Inconsistance results in heuristic_split
cs-wangchong opened this issue · 1 comments
Fix a bug
The bug is that Ronin may split the same identifier into different results due to the term order in the set of common_terms_with_numbers
.
Reproduction
I added md5sum
into the set of common_terms_with_numbers
and then ran ronin.split("md5sum")
several times.
The splitting results were sometimes ["md5sum"]
and sometimes ["md5", "sum"]
.
Reason & Solution
I checked the code and found that the heuristic_split
function in simple_splitters.py relys on the regex expression _exceptions_re
.
The _exceptions_re
is generated from common_terms_with_numbers
without considering term order in the set.

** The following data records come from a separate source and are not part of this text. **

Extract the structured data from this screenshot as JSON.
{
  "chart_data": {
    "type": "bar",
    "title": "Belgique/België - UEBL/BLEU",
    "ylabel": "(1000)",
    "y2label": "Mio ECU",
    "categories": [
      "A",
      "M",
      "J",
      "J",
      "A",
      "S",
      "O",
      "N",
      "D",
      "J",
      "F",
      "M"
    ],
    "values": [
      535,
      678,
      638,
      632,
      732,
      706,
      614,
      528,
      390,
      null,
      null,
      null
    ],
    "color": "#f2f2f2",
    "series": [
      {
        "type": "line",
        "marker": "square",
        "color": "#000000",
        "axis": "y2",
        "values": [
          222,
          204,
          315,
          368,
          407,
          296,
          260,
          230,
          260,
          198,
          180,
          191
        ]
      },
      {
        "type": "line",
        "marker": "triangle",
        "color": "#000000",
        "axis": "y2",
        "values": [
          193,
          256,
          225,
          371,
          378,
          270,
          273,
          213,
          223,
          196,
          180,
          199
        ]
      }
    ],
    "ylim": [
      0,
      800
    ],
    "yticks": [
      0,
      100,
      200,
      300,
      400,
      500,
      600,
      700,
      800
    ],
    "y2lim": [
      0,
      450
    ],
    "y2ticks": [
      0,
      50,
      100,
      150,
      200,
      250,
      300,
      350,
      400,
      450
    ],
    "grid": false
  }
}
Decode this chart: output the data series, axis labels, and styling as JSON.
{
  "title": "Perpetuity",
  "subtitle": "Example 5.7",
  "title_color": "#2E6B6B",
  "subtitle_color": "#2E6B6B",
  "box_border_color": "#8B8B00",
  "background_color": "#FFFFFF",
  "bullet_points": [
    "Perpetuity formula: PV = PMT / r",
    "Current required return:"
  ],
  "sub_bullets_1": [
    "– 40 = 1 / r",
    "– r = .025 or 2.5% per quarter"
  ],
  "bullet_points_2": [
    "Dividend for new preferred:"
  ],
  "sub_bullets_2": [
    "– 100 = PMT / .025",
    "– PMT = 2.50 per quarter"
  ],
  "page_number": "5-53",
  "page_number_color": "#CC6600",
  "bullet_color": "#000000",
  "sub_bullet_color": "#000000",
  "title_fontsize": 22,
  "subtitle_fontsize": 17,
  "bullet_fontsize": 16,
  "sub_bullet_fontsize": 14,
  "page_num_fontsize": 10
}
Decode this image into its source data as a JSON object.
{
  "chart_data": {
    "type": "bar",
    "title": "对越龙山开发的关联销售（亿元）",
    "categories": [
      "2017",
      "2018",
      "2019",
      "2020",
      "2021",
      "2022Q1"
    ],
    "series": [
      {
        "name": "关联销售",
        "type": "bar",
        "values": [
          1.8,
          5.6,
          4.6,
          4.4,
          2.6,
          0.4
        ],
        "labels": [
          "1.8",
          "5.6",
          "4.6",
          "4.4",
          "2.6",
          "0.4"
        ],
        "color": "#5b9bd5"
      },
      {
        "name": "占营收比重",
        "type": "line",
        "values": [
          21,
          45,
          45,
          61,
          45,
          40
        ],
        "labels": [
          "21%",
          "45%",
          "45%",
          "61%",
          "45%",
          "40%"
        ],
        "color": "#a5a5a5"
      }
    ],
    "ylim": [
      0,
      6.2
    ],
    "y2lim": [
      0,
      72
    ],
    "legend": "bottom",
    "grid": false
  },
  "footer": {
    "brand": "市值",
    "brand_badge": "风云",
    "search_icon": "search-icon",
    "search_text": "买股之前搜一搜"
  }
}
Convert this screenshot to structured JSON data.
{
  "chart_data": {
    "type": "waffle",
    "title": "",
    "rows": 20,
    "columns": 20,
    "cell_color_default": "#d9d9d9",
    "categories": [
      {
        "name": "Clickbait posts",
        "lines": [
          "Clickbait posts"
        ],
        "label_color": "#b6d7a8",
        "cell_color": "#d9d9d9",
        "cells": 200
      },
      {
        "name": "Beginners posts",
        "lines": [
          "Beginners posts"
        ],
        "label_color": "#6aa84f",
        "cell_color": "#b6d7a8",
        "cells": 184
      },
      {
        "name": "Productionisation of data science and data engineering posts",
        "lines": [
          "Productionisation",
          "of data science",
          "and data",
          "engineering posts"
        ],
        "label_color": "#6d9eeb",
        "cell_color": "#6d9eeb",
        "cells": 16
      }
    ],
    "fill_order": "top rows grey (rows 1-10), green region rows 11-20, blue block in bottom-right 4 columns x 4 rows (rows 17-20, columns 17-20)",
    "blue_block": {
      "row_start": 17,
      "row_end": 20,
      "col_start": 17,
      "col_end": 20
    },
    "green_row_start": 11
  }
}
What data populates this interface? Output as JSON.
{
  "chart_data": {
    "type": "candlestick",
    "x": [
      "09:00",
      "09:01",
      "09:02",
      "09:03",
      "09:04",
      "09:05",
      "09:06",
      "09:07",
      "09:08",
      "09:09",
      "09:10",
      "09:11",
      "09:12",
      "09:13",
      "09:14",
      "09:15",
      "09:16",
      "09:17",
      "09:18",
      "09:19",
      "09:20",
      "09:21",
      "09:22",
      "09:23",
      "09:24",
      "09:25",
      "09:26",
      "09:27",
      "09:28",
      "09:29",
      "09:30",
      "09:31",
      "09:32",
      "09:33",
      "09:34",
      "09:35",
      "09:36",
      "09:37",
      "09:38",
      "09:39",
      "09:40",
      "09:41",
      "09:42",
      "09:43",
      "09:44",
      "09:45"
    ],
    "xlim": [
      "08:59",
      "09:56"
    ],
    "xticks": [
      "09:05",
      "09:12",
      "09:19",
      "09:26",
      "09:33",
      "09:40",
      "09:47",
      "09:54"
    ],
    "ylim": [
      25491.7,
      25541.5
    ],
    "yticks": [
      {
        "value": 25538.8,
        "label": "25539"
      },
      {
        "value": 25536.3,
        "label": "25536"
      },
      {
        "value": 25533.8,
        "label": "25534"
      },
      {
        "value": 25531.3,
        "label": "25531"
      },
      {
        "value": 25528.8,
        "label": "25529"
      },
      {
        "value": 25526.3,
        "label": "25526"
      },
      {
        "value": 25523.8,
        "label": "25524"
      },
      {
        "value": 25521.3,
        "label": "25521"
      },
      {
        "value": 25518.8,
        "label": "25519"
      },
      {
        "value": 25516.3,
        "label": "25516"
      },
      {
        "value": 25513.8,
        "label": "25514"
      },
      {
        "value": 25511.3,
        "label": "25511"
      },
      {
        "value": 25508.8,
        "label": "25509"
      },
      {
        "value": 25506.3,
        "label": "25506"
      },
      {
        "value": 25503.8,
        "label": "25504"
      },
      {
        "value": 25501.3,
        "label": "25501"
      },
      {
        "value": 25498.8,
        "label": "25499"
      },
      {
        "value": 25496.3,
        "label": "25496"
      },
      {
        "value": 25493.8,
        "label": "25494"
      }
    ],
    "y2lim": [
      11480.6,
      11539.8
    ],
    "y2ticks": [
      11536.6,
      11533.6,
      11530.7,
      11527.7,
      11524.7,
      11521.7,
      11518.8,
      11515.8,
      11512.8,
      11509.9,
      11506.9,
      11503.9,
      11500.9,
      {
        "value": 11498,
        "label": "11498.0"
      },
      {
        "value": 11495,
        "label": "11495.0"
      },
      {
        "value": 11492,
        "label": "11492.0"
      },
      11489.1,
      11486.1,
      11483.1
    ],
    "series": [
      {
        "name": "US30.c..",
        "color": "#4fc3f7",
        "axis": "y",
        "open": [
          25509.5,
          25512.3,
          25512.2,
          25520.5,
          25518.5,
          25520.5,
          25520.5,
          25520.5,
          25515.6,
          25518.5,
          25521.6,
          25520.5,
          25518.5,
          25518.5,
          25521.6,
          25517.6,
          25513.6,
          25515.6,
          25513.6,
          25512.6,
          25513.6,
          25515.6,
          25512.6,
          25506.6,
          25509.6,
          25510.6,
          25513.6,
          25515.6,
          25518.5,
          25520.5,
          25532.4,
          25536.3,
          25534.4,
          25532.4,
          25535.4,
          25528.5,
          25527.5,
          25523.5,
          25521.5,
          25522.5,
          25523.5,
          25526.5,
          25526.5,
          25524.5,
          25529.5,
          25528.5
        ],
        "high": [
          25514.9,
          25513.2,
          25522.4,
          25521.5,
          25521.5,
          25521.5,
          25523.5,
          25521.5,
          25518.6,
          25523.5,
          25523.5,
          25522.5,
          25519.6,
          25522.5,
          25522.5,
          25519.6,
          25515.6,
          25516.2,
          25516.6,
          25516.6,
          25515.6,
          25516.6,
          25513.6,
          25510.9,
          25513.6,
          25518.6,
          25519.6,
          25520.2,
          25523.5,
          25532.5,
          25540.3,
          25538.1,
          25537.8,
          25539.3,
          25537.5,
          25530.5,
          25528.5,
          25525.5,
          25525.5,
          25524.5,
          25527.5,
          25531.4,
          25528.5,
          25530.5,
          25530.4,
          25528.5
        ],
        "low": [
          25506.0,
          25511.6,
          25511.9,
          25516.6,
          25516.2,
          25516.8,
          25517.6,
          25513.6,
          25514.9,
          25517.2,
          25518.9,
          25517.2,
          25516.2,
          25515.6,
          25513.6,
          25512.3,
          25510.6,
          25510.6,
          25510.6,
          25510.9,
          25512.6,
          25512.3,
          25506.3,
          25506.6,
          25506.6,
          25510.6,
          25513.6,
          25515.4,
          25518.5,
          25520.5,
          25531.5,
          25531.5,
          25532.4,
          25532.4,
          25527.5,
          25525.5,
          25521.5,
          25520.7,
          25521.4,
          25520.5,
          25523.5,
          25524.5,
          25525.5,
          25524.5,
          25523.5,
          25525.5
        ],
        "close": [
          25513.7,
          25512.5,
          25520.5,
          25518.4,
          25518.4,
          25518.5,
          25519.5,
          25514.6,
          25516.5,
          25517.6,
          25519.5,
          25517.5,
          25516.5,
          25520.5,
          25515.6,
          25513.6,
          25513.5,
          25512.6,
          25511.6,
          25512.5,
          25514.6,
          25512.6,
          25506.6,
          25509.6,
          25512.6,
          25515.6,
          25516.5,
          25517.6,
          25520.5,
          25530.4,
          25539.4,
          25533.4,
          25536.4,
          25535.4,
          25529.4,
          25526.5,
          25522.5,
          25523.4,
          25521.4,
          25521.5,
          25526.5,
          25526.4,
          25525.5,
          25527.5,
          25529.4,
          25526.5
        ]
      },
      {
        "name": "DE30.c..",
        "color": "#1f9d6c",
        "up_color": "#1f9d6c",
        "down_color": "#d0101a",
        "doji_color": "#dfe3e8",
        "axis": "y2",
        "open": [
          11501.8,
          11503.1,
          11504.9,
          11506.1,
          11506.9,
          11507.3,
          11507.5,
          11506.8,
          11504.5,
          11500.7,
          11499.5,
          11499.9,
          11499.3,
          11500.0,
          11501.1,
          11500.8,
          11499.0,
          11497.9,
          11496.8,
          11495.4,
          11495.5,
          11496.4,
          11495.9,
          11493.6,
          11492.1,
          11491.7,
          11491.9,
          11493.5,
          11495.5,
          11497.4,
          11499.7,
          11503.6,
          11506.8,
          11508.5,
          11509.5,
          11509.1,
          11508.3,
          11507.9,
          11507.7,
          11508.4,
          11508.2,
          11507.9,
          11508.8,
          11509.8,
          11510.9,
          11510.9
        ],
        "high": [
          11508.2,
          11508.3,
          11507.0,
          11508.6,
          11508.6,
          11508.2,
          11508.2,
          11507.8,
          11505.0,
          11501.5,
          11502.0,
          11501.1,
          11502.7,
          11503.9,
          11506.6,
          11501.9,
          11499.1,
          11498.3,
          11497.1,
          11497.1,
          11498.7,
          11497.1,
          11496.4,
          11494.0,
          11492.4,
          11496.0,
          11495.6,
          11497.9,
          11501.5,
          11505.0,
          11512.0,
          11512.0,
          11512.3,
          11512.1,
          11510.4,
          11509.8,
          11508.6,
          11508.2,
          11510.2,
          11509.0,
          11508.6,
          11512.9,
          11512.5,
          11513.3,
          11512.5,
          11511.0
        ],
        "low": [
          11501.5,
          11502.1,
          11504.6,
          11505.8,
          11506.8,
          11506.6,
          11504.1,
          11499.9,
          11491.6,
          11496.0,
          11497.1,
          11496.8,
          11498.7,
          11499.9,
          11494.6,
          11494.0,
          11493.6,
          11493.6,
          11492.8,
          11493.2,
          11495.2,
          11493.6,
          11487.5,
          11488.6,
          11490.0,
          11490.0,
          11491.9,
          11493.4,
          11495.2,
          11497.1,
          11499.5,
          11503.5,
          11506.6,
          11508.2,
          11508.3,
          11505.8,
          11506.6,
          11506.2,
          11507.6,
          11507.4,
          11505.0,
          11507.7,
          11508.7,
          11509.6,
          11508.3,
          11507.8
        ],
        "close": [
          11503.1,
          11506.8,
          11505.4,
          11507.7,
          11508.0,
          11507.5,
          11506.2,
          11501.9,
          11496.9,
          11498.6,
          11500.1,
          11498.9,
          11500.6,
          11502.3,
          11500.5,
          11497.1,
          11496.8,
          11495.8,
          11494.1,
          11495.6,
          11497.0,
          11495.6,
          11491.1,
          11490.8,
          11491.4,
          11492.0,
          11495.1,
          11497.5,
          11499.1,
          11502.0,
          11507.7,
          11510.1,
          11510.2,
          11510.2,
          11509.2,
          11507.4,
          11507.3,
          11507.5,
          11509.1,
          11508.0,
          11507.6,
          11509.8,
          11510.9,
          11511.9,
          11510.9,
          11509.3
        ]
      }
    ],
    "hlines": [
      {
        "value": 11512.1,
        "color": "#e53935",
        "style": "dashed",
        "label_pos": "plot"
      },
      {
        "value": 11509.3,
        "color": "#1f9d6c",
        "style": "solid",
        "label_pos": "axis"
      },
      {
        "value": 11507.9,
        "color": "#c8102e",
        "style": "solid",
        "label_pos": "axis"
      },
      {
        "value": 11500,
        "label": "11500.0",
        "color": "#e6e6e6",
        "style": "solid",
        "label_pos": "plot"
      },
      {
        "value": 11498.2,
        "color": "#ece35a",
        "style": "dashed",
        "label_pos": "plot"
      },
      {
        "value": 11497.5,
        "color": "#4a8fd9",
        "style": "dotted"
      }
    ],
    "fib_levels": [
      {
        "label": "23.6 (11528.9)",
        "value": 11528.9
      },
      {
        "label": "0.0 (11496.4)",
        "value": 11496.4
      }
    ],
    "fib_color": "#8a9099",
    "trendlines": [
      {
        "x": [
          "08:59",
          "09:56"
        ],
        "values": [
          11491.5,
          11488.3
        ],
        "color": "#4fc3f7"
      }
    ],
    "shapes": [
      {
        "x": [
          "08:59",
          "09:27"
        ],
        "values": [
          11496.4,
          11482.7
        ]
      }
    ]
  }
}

It means that if "md5" is before "md5sum" in _exceptions_re
, the split result is ["md5", "sum"]
; If "md5sum" is before "md5" in _exceptions_re
, the split result is ["md5sum"]
.
Solution: Sort the terms by term length when generating _exceptions_re
.
_exceptions_re = re.compile(r'(' + '|'.join(sorted(common_terms_with_numbers, key=lambda term: len(term), reverse=True)) + ')', re.I)
Thank you for this, and my apologies for taking so long to reply. I think your solution (sorting by length) sounds like a good idea. I want to run some tests first but it does sound like this will be an improvement.